Seine einzige Erholung waren Auftritte mit Klarinette und Alt-Saxophon im West Country gemeinsam mit lokalen Trad(Jazz-)bands.

Es gab so wenige größere Tournee-Bands, die Cheltenham besuchten, daß, als Alexis Korner einen einmaligen Auftritt mit Chris Barber's Jazz Band gab, Jones sich schnell mit dem Pionier des British Blues in einer Weinbar gegenüber dem lokalen Jazzclub befreundete.

Solche Unterbrechungen seiner Routine waren jedoch selten, und bald hatte er wieder das Gefühl, daß die Wände auf ihn fielen. In einem Anfall von Angst flüchtete er nach Skandinavien, wo er sich so durchschlug und seine Fähigkeiten als Gitarrist verbesserte. Nach seiner Rückkehr nach Cheltenham arbeitete er kurz mit den Ramrods - eine von Duane Eddy inspirierte Rockband -, bevor er sich zusammen mit Pat Andrews, der Mutter seines zweiten Kindes, nach London aufmachte.

Über die nächsten Monate lebten sie, so gut es ging, von Gelegenheitsarbeiten, die Jones zunächst in Whiteley's Departmental Store in Queensway, und dann im Civil Service Store am Strand fand. Seine Freundin arbeitete in einer Wäscherei. Zu jeder möglichen Gelegenheit gastierte Jones bei der Alexis Korner's Blues Incorparated und bekam von Cyril Davies Tips für einen schummerigen Stil auf der Blues-Harmonika.

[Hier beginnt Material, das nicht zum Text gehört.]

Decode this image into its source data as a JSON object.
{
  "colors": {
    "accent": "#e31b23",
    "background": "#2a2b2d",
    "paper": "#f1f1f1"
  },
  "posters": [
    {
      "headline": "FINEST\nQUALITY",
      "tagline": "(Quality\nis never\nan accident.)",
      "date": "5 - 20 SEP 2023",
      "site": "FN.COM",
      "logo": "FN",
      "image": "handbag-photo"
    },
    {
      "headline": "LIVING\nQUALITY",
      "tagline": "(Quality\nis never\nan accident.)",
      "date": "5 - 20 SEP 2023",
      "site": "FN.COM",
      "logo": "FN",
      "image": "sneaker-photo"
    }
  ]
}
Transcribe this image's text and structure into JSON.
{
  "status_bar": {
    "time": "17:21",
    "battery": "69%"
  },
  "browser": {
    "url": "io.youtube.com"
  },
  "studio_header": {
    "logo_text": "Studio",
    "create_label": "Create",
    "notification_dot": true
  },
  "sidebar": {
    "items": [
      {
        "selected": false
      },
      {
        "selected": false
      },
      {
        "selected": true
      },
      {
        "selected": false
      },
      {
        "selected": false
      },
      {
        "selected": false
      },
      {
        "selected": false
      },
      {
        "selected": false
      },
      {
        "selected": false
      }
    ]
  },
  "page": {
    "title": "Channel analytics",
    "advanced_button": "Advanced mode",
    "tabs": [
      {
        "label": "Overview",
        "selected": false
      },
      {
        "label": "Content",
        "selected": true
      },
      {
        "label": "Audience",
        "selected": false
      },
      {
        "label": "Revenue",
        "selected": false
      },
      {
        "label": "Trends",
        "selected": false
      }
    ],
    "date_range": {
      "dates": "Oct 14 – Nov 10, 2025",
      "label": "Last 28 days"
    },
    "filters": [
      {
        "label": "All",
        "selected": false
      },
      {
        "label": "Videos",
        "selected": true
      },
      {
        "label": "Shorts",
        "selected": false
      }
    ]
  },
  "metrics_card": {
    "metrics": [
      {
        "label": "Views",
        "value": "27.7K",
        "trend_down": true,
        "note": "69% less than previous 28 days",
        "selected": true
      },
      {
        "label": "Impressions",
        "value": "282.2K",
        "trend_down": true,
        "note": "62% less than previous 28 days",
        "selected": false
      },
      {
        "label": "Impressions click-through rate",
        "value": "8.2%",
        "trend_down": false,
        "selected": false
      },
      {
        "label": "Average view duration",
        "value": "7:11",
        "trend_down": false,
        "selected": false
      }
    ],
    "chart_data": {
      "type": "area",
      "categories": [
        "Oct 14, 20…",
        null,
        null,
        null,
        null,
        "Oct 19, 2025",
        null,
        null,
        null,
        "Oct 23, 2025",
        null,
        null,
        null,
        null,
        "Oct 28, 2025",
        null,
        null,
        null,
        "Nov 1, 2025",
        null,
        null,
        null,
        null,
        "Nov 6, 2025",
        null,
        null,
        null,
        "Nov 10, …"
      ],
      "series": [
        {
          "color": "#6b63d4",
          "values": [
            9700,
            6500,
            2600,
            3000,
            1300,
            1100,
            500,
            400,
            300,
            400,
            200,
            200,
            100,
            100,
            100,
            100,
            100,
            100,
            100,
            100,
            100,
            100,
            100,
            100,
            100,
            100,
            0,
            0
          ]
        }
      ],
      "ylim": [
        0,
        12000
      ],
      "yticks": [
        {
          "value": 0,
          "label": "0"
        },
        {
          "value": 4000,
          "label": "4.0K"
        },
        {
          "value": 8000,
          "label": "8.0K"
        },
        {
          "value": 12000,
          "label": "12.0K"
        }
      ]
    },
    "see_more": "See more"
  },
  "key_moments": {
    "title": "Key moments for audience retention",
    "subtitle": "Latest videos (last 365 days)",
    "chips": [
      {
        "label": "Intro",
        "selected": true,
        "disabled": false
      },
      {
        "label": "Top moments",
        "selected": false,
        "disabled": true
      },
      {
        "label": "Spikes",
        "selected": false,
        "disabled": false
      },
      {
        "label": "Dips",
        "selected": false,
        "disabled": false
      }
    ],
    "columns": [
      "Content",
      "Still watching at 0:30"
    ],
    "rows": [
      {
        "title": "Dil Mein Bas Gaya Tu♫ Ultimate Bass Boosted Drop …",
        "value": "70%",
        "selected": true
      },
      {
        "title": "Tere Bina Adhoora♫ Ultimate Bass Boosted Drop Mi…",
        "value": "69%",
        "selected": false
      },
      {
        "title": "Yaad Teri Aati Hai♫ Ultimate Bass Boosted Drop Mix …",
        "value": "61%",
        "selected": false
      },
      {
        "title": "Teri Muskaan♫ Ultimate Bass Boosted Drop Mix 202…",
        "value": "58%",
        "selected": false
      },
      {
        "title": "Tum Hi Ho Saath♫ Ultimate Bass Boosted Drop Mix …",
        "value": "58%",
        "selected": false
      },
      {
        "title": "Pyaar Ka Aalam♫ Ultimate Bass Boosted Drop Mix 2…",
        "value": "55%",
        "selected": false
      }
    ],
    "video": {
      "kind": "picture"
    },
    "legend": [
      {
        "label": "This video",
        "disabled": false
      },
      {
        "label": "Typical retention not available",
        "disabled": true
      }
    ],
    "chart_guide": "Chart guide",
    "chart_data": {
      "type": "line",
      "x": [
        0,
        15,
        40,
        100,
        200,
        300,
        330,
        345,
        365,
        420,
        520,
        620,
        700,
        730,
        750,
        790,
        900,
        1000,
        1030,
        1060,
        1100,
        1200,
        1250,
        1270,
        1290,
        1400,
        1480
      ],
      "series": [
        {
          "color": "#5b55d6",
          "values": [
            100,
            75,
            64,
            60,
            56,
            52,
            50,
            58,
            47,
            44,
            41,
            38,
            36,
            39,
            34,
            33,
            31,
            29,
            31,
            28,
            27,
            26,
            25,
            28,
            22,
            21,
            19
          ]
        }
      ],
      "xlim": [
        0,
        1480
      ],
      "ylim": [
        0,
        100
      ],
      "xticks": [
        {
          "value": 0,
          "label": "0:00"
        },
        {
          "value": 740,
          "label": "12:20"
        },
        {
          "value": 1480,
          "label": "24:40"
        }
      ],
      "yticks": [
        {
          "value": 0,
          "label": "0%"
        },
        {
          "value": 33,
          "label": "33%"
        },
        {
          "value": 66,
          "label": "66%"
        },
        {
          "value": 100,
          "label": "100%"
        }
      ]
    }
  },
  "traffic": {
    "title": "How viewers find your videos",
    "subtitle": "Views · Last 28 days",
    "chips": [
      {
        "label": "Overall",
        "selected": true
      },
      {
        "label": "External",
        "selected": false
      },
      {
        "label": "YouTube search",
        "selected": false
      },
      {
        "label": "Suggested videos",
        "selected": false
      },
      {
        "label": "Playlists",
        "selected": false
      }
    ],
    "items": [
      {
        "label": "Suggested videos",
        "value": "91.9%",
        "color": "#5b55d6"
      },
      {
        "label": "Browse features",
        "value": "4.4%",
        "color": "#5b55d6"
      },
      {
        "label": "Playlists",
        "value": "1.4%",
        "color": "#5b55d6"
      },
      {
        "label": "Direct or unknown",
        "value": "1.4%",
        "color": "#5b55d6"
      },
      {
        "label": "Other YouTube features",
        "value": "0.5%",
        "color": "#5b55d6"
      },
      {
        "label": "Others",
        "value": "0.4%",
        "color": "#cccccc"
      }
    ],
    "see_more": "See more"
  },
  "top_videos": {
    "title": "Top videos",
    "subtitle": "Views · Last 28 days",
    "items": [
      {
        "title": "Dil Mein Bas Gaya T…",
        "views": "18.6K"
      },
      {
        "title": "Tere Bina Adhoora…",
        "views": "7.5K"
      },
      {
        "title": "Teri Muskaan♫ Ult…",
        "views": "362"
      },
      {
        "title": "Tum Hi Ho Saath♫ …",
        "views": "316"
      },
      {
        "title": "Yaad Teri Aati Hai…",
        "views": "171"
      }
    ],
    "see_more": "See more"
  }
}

Indes, es war Jones großer Traum, seine eigene R&B Band zu gründen, und er setzte deshalb Anzeigen in die Jazz News . Eine der ersten Rückantworten kam vom Pianisten lan Stewart, der Jones in unbeschreiblicher Armut in der Edith Road, Hammersmith, entdeckte, wo er von kalten Spaghetti-Konserven lebte. Er nahm Stewart zu einer Probe mit dem Sänger namens Andy Wren und einem hervorragenden Blues-Gitarristen, Geoff Bradford, mit.

Um die Wende der sechziger Jahre erfreute sich R&B noch geringerer Beliebtheit. Platten mußten aus Amerika eingeführt werden, und der einzige Ort, wo man etwas entfernt daran Erinnerndes live hören konnte, war an einem Samstagabend im Ealing Blues Club - wo Alexis Korner's Blues Incorporated residierte.

Es war während einer solchen Session, daß Jagger, Richard, Dick Taylor und der Rest der Blue Boys Brian Jones trafen, der unter dem Namen Elmo Lewis mit dem Sänger PP Pond (dem späteren Paul Jones, dem Lead Singer von Manfred Mann) Sachen von den Muddy Waters und Elmore James spielte.

Ein paar Wochen später hatten Jagger und Richard genügend Mut gesammelt, um auf die baufällige Bühne des Ealing Blues Club zu klettern und mit Korners Rückendeckung (Cyril Davies auf der Harmonika und ein Schlagzeuger, der sich als Charlie Watts vorstellte) spulten die vier Chuck Berry's 'Around and Around' herunter. Es gab höflichen Applaus.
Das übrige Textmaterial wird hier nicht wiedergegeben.